Com o café pronto, encheu uma grande caneca com o líquido quente, pegou algumas bolachas em um pote de vidro em cima da geladeira, jogou-se novamente na poltrona ao lado do telefone e ocupou-se de fazer sua barriga parar de reclamar de fome.

Estava terminando seu café quando a voz que saía do aparelho ao seu lado começar a encher. Levantou e dirigiu-se decidido a fazer o telefone calar-se, mas não foi necessário. A voz metálica voltou a surgir para informar que a memória estava cheia e que nenhuma mensagem seria mais armazenada até que fosse tomada uma providência.

Reconfortado com a notícia, voltou-se a sentar e ter um pouco de paz antes de ouvir o sino do telefone tocando insistentemente.
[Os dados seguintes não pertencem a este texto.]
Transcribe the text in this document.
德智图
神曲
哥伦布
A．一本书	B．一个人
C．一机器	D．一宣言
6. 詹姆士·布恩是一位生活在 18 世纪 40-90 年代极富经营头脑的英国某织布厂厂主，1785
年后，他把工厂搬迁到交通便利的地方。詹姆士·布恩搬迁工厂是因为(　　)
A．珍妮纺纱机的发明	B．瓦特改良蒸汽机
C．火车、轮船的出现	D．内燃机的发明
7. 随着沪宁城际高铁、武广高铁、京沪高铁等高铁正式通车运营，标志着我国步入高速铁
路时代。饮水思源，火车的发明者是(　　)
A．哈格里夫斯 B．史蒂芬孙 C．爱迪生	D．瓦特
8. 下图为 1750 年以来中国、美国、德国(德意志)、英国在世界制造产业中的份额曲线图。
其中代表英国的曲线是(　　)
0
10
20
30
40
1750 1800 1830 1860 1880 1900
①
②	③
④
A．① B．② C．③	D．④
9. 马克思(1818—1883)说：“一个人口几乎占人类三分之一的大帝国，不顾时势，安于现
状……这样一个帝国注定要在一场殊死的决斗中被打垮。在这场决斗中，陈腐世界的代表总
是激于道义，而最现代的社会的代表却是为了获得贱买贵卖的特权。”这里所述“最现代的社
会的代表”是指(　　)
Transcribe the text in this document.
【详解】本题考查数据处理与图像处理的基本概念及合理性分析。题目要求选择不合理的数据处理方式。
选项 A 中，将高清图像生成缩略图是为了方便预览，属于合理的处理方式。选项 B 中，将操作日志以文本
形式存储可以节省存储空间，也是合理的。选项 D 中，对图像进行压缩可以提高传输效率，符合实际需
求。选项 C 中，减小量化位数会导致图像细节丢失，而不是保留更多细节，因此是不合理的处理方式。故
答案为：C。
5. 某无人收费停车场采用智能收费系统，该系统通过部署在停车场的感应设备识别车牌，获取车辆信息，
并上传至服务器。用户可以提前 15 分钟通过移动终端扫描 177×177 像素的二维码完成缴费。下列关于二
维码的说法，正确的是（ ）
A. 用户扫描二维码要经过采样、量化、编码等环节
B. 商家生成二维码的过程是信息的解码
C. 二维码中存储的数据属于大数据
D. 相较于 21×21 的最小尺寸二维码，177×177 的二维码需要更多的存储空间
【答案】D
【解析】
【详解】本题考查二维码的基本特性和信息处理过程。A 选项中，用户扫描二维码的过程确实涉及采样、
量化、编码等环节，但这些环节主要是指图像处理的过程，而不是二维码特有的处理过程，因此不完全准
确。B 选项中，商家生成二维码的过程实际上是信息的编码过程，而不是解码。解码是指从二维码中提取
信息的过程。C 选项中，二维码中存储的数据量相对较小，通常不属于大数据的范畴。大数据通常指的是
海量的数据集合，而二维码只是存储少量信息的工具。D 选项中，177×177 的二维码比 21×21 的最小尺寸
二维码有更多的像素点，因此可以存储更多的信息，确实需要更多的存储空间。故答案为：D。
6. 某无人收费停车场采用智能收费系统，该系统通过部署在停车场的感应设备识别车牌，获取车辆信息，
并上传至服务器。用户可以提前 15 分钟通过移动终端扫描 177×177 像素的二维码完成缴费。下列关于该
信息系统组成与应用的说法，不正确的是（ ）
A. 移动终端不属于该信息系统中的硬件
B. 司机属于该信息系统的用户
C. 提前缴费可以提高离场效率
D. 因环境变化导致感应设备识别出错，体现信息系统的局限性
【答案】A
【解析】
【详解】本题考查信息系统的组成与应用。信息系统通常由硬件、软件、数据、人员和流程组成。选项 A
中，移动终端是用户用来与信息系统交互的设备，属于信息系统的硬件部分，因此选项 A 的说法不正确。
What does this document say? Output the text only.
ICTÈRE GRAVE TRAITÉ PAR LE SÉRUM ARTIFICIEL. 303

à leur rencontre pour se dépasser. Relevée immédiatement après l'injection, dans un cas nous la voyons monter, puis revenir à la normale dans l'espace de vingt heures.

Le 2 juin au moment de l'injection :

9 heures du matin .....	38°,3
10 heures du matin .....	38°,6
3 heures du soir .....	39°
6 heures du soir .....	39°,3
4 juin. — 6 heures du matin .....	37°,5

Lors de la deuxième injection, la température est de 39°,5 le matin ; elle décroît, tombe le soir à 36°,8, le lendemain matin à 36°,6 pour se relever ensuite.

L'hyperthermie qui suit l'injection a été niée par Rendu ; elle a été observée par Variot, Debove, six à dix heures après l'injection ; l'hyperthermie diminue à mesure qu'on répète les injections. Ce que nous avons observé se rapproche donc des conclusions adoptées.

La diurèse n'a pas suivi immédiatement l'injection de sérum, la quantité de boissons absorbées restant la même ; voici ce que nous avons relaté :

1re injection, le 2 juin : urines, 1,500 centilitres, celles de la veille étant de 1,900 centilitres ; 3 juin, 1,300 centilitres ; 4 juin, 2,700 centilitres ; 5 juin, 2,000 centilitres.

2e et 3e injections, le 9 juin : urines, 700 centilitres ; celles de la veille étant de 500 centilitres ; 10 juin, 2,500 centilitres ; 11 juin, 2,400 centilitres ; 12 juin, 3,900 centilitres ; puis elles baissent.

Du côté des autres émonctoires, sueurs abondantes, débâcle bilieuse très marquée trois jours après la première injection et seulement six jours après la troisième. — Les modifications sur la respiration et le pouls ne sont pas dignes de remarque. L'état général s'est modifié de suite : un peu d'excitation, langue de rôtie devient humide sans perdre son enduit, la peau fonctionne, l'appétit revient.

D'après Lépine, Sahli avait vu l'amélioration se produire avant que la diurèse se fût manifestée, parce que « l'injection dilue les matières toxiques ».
Sabia que devia ser seu amigo disposto a incomodar novamente, então deixou o aparelho cair no atendimento automático. Mas, a voz que saiu do telefone não foi exatamente o que ele esperava, fazendo seu corpo ficar imóvel e seu peito apertar em uma doce dor.

“Eu entendo que você não quer falar comigo, mas também sei que está aí, postado ao lado nessa sua poltrona que tanto gosta. - Começou uma doce e trêmula voz feminina. - Eu provavelmente não vou me lembrar disso amanhã, então espero que não esteja sendo gravado na sua secretária e que você não esteja ouvindo. Aquela garrafa de champanhe que você esqueceu aqui está sendo muito útil. É uma bebida muito ruim, mas ajuda a pensar. Muito mágico isso.”

“Mas eu estou ligando para poder falar o que realmente queria ter dito. Você não tem o direito de estragar a sua vida por minha causa. Não é justo! Eu não tenho nada além de uma vida meia boca como ajudante em um escritório meia boca. Pedir para você ficar seria uma injustiça muito grande e eu percebi isso vendo sua apresentação hoje.”

“E eu não digo isso apenas por causa dos diversos cientistas que te aplaudiram de pé no final, mas também pelo brilho em seus olhos enquanto falava, o sorriso escondido na seriedade imposta pela ocasião e o resplendor da realização e sucesso que o circundava. Não posso que deixe de ser essa figura perfeita apenas para fazer com que meu coração sinta a mais profunda alegria de uma alma realizada.”

“Agora sim eu terminei de falar tudo que tinha para falar e, do fundo do meu coração, espero que você me odeie da mesma forma e proporção com que sempre te amarei.”

- Te odiar vai ser impossível. - A caneca que antes havia café estava em pedaços no chão e o telefone tremia em sua mão enquanto reunia forças para responder. - Toda vez que ver o sorriso de uma criança lembrarei do doce prazer de te ver sorrir. Cada vez que eu sentir a brisa fresca da manhã meu coração ficará pequeno com as lembranças das melhores alvoradas de minha vida quando a via em meus braços. E injustiça maior é fazer com que duas almas chorem a distância enquanto um simples empecilho as mantém afastadas e sofrendo.

Os dois permaneceram no mais absoluto silêncio enquanto pequenas lágrimas escorriam do cansado rosto do jovem que tinha todo o seu ser focado na busca de sua ouvinte enquanto o sol preenchia o quarto com as boas-vindas para mais uma manhã na vida cotidiana dos amantes.